In unserem schnelllebigen Leben essen viele Menschen in Eile vor dem Bildschirm oder im Stehen. Aber die Verdauung beginnt im Mund. Untersuchungen zeigen, dass das richtige Kauen der Nahrung dabei hilft, die Nahrung aufzuspalten und den gesamten Verdauungsprozess erleichtert. Wenn wir langsamer essen, ist es außerdem weniger wahrscheinlich, dass wir mehr Nahrung zu uns nehmen, als wir tatsächlich benötigen. Experten weisen sogar darauf hin, dass schnelles Essen zu mehr Luft im Magen führen kann, was zu Blähungen führt.
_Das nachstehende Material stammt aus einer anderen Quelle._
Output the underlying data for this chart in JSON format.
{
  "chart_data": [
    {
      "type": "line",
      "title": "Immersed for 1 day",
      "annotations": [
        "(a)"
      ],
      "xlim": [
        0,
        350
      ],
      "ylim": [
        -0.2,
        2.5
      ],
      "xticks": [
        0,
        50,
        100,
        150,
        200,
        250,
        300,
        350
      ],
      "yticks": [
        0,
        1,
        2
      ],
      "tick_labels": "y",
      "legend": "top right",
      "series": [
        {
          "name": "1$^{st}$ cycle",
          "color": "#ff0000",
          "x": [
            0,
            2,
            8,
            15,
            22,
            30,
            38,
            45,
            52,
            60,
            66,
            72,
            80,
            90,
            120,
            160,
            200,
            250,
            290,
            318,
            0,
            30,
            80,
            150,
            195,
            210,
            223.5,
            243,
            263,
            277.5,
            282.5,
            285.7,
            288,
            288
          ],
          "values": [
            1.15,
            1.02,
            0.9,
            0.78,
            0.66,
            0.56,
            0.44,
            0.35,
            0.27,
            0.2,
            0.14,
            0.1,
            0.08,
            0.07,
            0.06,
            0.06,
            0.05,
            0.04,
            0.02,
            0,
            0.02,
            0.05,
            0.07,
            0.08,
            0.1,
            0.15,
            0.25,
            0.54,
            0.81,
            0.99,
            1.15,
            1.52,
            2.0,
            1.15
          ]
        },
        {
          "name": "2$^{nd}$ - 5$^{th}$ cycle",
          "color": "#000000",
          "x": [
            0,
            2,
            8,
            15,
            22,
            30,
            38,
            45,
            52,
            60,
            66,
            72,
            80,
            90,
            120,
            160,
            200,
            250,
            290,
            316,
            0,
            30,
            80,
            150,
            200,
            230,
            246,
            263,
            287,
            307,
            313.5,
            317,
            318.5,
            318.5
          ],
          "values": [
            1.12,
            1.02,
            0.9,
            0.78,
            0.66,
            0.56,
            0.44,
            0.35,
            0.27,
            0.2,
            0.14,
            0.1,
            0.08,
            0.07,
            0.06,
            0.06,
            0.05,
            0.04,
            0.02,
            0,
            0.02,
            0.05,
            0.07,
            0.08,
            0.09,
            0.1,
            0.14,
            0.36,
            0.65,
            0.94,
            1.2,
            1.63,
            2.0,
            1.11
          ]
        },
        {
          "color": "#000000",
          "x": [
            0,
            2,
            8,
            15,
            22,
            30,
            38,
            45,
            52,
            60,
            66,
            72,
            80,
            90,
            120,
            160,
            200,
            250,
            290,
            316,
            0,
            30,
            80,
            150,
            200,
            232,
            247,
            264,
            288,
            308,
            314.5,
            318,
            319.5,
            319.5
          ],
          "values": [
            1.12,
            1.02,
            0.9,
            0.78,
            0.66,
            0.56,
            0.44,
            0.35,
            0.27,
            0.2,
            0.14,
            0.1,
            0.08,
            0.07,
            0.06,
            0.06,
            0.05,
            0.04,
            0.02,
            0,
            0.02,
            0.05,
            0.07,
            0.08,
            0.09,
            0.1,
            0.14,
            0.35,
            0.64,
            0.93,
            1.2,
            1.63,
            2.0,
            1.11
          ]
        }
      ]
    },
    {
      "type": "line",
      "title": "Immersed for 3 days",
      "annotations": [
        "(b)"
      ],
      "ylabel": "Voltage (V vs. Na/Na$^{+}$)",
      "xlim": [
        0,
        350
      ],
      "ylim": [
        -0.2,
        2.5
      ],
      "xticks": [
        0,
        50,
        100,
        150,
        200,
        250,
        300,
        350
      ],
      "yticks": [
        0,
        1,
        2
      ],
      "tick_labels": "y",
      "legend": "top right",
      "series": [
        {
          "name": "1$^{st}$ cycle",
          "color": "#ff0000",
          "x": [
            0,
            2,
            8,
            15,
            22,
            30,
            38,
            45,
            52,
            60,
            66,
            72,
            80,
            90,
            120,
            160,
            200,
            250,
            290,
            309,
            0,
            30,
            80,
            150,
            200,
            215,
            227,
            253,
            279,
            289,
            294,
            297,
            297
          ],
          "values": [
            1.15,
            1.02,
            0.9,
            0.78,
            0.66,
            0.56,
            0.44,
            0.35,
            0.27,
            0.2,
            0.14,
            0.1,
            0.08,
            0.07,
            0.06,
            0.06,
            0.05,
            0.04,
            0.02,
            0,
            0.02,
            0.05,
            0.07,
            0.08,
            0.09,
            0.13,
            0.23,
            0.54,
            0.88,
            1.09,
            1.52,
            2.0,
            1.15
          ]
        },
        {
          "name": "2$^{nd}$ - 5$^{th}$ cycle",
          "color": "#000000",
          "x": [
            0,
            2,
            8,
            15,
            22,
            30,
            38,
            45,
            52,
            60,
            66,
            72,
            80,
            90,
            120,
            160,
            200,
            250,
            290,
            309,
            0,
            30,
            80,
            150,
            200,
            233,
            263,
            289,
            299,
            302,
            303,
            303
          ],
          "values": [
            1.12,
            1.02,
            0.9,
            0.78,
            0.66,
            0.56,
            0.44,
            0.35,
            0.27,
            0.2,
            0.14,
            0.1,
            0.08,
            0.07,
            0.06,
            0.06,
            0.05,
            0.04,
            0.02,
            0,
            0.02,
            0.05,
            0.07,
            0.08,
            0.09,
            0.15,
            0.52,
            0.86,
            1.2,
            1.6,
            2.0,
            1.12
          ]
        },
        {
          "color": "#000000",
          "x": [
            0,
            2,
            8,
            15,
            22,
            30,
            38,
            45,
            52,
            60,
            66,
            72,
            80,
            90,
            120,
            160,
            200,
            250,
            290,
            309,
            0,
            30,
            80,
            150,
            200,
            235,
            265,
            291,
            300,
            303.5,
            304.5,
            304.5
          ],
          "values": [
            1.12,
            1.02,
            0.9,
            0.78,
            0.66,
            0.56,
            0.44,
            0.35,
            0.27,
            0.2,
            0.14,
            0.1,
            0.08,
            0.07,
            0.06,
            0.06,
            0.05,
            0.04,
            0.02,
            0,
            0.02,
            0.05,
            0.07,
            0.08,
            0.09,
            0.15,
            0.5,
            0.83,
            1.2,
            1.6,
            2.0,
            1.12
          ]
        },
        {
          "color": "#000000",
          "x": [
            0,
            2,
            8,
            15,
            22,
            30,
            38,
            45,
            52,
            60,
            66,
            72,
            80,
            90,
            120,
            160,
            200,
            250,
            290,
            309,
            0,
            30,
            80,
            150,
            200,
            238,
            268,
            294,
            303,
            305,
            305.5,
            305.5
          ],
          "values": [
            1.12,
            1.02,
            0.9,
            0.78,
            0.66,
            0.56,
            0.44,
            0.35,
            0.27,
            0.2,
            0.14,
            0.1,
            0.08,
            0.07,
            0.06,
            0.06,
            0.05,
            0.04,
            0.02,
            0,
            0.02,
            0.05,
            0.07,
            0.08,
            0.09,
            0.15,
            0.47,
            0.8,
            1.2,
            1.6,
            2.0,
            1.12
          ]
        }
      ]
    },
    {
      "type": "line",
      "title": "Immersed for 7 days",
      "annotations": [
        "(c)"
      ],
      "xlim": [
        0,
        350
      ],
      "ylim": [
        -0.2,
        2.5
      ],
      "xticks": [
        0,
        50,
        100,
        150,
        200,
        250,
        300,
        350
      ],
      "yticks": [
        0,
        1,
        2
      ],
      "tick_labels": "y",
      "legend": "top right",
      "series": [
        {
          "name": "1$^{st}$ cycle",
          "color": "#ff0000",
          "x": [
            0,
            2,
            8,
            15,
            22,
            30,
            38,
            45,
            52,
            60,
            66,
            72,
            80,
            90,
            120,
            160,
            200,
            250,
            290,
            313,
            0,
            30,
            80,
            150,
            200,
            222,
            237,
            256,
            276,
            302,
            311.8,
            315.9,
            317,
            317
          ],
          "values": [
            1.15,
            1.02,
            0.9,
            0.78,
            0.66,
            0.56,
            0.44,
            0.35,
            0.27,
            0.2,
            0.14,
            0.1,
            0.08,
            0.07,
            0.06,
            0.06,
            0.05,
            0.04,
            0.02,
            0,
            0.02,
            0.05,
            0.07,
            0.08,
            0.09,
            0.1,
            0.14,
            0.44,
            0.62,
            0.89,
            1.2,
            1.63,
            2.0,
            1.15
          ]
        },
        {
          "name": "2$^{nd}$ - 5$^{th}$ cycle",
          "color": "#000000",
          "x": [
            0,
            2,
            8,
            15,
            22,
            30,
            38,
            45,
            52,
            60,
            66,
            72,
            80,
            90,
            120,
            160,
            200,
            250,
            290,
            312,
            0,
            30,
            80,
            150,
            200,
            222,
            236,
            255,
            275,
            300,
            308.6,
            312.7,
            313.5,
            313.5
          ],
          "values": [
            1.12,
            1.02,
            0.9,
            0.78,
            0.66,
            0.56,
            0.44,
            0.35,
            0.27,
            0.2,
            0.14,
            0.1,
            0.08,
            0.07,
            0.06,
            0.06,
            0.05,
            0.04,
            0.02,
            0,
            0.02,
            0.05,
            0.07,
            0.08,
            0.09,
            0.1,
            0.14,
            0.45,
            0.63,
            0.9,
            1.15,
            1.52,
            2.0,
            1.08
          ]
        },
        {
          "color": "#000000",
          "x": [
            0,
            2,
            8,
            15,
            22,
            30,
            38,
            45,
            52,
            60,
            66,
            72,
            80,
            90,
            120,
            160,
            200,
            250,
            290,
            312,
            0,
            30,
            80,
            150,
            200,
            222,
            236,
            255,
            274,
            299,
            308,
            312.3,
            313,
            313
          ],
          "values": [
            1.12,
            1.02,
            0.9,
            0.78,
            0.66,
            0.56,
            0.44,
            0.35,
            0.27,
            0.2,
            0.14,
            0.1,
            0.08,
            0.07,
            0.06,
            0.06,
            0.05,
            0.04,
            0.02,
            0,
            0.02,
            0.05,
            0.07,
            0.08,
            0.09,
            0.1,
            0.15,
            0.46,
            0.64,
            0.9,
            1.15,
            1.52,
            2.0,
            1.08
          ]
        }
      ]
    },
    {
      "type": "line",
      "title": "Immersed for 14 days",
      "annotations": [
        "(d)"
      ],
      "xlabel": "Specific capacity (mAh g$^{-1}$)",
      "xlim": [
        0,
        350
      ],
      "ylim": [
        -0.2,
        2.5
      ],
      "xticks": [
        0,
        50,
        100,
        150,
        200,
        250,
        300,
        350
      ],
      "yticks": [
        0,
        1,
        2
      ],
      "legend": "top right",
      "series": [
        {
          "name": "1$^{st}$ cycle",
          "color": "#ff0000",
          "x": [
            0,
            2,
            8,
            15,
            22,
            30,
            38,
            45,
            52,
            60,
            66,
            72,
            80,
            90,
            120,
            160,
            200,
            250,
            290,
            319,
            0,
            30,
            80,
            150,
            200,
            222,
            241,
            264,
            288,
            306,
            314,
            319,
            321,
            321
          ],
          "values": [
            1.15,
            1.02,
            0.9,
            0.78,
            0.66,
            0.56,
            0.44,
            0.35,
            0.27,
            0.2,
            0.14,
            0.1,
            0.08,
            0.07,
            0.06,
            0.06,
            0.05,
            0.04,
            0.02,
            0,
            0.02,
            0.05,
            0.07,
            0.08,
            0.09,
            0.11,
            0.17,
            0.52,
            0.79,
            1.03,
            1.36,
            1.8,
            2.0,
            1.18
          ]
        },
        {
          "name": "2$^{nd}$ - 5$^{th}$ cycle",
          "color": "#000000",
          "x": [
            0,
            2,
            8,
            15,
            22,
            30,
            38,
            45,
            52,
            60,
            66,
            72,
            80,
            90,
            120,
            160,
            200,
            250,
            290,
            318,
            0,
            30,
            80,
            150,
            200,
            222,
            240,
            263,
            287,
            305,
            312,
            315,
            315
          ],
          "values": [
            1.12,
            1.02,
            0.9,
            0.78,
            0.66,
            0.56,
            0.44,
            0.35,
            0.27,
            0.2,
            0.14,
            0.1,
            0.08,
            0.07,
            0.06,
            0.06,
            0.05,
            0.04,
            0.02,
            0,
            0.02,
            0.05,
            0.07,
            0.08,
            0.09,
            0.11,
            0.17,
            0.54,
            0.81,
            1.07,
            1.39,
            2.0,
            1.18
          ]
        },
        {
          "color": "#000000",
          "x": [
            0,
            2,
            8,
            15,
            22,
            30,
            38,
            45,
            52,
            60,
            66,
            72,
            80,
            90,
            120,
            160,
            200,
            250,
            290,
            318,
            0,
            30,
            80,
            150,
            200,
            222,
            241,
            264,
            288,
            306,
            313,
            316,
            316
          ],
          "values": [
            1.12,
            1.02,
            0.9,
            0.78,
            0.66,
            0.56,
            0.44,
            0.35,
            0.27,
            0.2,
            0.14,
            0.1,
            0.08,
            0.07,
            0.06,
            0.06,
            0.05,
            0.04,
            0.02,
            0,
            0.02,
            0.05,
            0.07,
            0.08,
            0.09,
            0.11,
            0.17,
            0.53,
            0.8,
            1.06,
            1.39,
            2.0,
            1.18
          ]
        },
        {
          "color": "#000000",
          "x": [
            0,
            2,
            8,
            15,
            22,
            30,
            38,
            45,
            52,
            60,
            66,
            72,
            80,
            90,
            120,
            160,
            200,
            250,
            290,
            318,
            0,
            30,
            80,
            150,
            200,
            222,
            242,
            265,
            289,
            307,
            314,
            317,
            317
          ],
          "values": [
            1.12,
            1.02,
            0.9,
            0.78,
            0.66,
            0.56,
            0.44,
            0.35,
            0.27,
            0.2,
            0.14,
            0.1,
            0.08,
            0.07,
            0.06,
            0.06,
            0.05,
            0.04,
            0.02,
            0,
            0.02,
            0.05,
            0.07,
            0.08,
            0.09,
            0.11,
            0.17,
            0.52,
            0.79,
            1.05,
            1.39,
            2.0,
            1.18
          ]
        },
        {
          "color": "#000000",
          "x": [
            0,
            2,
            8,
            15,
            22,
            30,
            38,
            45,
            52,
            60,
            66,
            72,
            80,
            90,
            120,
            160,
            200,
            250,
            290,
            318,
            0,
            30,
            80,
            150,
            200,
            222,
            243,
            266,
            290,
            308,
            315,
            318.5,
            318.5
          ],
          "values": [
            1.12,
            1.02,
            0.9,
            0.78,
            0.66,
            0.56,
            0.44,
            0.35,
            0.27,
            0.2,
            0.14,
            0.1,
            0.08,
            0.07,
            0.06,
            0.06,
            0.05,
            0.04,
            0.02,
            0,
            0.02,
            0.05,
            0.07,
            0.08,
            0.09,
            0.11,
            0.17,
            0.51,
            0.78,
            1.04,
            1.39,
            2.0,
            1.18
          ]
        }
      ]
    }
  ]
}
4. Magst du kein rohes Gemüse?

Gemüse gilt als Grundbestandteil einer gesunden Ernährung. Allerdings kann rohes Gemüse für manche Menschen schwieriger zu verdauen sein. Menschen, die häufig unter Blähungen leiden, fühlen sich oft besser, wenn sie gekochtes Gemüse anstelle von rohen Salaten bevorzugen. Kochen trägt dazu bei, die Ballaststoffe „weicher“ zu machen und die Nahrung leichter verdaulich zu machen. Das bedeutet nicht, dass Sie auf Salate verzichten sollten, aber es lohnt sich, die Reaktionen Ihres Körpers zu beobachten und Ihren Arzt zu konsultieren, bevor Sie Ihre Ernährung umstellen.

5. Der Instinkt liebt Routine

Experten erklären, dass der Verzehr großer und unregelmäßiger Mahlzeiten das Verdauungssystem belasten und Beschwerden verursachen kann. Umgekehrt tragen kleinere, gleichmäßigere Mahlzeiten über den Tag verteilt häufig dazu bei, Blähungen zu reduzieren und die Verdauung zu verbessern. Selbst einheitliche Essenszeiten können dazu beitragen, dass der Körper besser funktioniert.

Wann sollte auf Blähungen geachtet werden?

Obwohl gelegentlich Blähungen häufig vorkommen, betonen Experten, dass es wichtig ist, eine ärztliche Untersuchung einzuholen, wenn die Symptome anhalten oder von starken Schmerzen oder Unwohlsein begleitet werden.